THE GREAT ESCAPE

Young Immigrant Filmmaker Recalls Bashings in Russia, Being Left “Lying In Blood”

Russian filmmaker Alexander Kargaltsev didn’t just come to America to make movies—he was fleeing persecution in his homeland for being gay.

It was at a Moscow Pride rally in 2010, when military police attacked him with batons and Tasers, that Kargaltsev, 27, knew it was time to get the hell out of Dodge. “They left us lying in blood in the street,” he tells the New York Daily News.

Kargaltsev (right), who graduated from the New York Film Academy and works at Sothebys, also recalled earlier attacks. Like the time he went to meet someone from an online dating site and was beset by bashers, who posted a fake profile just to trap him.  But he says things are getting worse there now, and after the passing of the “gay propaganda” ban in Saint Petersburg, we can’t argue with him.
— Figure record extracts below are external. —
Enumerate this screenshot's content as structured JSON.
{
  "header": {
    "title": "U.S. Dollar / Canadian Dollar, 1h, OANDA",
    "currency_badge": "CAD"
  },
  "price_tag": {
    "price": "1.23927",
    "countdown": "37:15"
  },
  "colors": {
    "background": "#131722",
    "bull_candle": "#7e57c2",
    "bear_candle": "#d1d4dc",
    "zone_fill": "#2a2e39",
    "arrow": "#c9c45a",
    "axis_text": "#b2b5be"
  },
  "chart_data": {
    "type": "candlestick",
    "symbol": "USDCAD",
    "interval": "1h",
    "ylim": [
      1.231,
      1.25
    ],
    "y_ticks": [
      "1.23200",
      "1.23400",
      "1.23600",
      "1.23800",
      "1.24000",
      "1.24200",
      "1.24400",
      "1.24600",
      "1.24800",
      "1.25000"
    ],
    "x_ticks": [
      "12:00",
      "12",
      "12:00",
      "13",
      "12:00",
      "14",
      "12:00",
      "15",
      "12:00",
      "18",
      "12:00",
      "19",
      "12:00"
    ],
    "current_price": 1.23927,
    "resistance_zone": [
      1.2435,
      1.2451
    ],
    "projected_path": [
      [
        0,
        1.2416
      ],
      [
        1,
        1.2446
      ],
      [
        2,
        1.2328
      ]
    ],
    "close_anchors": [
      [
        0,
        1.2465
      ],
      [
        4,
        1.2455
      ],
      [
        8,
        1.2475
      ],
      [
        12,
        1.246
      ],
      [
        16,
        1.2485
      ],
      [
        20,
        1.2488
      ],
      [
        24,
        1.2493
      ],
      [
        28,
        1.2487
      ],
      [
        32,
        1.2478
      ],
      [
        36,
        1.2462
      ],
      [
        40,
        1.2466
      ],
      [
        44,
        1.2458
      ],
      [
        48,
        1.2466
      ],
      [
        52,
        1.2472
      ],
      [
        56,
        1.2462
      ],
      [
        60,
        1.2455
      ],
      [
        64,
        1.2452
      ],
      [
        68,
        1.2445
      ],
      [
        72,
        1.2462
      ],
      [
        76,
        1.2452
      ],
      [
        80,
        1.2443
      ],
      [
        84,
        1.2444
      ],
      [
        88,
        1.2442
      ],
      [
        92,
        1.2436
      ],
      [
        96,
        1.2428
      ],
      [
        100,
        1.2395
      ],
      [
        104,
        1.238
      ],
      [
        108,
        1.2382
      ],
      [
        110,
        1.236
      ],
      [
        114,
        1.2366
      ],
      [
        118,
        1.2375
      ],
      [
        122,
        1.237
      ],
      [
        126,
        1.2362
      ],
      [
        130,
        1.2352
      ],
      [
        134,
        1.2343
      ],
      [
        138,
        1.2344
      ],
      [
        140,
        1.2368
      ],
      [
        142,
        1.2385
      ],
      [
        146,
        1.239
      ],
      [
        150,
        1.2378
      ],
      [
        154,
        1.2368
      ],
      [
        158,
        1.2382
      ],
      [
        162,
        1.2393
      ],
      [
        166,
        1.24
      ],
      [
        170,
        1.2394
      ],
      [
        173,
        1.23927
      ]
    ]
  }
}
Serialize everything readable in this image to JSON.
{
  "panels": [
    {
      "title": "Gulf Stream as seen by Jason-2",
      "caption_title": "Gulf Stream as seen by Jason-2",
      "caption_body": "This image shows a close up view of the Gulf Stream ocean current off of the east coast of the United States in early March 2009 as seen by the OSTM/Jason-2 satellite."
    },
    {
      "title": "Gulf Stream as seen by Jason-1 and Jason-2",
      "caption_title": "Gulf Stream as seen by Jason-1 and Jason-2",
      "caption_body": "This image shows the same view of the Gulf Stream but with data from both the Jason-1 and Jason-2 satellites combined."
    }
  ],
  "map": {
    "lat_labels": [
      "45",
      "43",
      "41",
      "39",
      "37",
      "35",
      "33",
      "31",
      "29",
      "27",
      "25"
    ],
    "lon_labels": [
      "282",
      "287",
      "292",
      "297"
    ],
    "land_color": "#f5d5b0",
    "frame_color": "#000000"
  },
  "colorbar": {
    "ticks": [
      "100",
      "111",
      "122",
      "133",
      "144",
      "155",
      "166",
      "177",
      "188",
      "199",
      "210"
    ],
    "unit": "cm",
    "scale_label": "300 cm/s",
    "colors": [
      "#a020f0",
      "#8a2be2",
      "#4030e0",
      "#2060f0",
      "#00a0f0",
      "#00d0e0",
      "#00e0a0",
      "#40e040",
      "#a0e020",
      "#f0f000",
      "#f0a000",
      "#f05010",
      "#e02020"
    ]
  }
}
Neither, apparently, can LGBT asylum groups like Immigration Equality, which says in the past year it’s helped more gay and lesbians from Russia than from anywhere in the world besides Jamaica. “We’re seeing a rise in cases from Eastern European countries,” IE legal director Victoria Neilson tells the Daily News. “Things are definitely bad in Russia. It’s a country where the public at large is very homophobic and the government does nothing to protect people.”